Question

A capacitor of capacitance 500 μF is connected to a battery through a 10 kΩ resistor. The charge stored in the capacitor in the first 5 s is larger than the charge stored in the next.

(a) 5 s

(b) 50 s

(c) 500 s

(d) 500 s

Answer 1

(a) 5 s
(b) 50 s
(c) 500 s
(d) 500 s

The charge (Q) on the capacitor at any instant t,

\[Q = CV(1 -  e^{- t/RC} )\]

where

C = capacitance of the given capacitance

R =  resistance of the resistor connected in series with the capacitor

RC = (10 × 10³) × (500 × 10^-6) = 5 s

The charge on the capacitor in the first 5 seconds,

\[Q_0  = CV(1 -  e^{- 5/5} ) = CV \times 0 . 632  \]

The charge on the capacitor in the first 10 seconds,

\[Q_1  = CV(1 -  e^{- 10/5} )\]

\[ Q_1  = CV(1 -  e^{- 2} ) = 0 . 864 \times CV\]

Charge developed in the next 5 seconds,

Q' = Q₁ - Q₀

Q' =  CV(0.864 - 0.632) = 0.232 CV

The charge on the capacitor in the first 55 seconds,

\[Q_2  = CV(1 -  e^{- 55/5} )\]

\[ Q_2  = CV(1 -  e^{- 11} ) = 0 . 99 \times CV\]

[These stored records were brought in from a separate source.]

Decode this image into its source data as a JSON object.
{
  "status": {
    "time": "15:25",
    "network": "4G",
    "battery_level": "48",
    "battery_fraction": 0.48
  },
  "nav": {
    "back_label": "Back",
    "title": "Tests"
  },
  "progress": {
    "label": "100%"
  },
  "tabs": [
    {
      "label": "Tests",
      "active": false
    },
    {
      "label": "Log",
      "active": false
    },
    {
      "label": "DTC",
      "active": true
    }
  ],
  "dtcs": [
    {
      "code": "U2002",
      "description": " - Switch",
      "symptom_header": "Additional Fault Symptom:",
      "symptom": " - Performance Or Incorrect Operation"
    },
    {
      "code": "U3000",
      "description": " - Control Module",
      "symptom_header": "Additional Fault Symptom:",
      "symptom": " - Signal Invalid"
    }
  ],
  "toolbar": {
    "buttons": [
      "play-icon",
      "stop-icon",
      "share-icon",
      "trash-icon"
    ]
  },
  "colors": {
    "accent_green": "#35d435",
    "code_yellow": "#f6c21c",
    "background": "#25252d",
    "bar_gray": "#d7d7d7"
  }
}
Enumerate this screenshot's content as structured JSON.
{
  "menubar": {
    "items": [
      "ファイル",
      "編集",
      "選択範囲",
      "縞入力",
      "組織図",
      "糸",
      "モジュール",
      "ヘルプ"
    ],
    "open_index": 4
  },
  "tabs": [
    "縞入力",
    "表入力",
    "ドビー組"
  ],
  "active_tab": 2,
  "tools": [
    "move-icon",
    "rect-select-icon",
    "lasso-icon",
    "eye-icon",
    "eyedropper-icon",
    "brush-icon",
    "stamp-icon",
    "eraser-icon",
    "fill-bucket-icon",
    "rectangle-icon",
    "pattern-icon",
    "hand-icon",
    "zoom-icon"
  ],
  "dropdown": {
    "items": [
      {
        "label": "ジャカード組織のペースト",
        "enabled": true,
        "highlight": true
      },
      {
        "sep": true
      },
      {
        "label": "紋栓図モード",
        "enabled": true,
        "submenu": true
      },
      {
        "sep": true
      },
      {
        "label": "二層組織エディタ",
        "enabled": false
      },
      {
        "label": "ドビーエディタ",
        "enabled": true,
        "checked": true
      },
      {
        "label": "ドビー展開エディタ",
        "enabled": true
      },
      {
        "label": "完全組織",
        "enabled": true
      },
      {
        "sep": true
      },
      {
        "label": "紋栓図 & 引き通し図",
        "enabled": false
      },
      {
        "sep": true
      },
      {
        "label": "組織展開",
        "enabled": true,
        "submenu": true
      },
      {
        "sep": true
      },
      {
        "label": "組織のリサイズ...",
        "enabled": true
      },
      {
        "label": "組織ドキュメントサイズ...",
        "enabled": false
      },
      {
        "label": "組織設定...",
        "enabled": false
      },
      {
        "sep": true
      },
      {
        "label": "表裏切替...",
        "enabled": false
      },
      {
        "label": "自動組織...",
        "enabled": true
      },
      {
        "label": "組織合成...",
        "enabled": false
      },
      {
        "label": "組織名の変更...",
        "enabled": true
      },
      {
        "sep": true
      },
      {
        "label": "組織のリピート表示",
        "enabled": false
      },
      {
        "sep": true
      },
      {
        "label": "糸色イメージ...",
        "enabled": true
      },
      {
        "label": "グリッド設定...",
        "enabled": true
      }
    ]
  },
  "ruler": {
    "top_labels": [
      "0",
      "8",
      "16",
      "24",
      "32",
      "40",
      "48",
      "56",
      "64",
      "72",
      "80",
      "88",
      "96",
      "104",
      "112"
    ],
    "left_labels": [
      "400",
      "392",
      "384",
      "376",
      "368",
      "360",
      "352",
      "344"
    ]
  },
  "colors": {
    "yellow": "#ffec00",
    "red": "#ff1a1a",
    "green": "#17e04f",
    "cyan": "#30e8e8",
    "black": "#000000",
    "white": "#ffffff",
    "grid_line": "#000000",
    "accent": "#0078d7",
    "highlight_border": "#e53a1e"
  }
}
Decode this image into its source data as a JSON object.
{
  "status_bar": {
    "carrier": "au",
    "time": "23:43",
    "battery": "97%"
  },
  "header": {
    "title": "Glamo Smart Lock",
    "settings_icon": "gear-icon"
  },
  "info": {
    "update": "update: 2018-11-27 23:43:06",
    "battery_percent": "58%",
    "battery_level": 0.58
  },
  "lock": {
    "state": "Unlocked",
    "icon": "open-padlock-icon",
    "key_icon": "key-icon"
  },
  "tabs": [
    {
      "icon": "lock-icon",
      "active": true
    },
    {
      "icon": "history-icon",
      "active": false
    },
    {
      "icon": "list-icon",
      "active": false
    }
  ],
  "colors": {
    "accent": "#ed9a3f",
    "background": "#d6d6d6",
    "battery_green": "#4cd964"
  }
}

Charge developed in the next 50 seconds,

Q' = Q₂ - Q₀

Q' =  CV(0.99 - 0.632) = 0.358 CV

Charge developed in the first 505 seconds,

\[Q_3  = CV(1 -  e^{- 500/5} ) = CV(1 -  e^{- 100} ) \approx CV\]

Charge developed in the next 500 seconds,

Q' = CV (1 - 0.632) = 0.368 CV

Thus, the charge developed on the capacitor in the first 5 seconds is greater than the charge developed in the next 5,50, 500 seconds.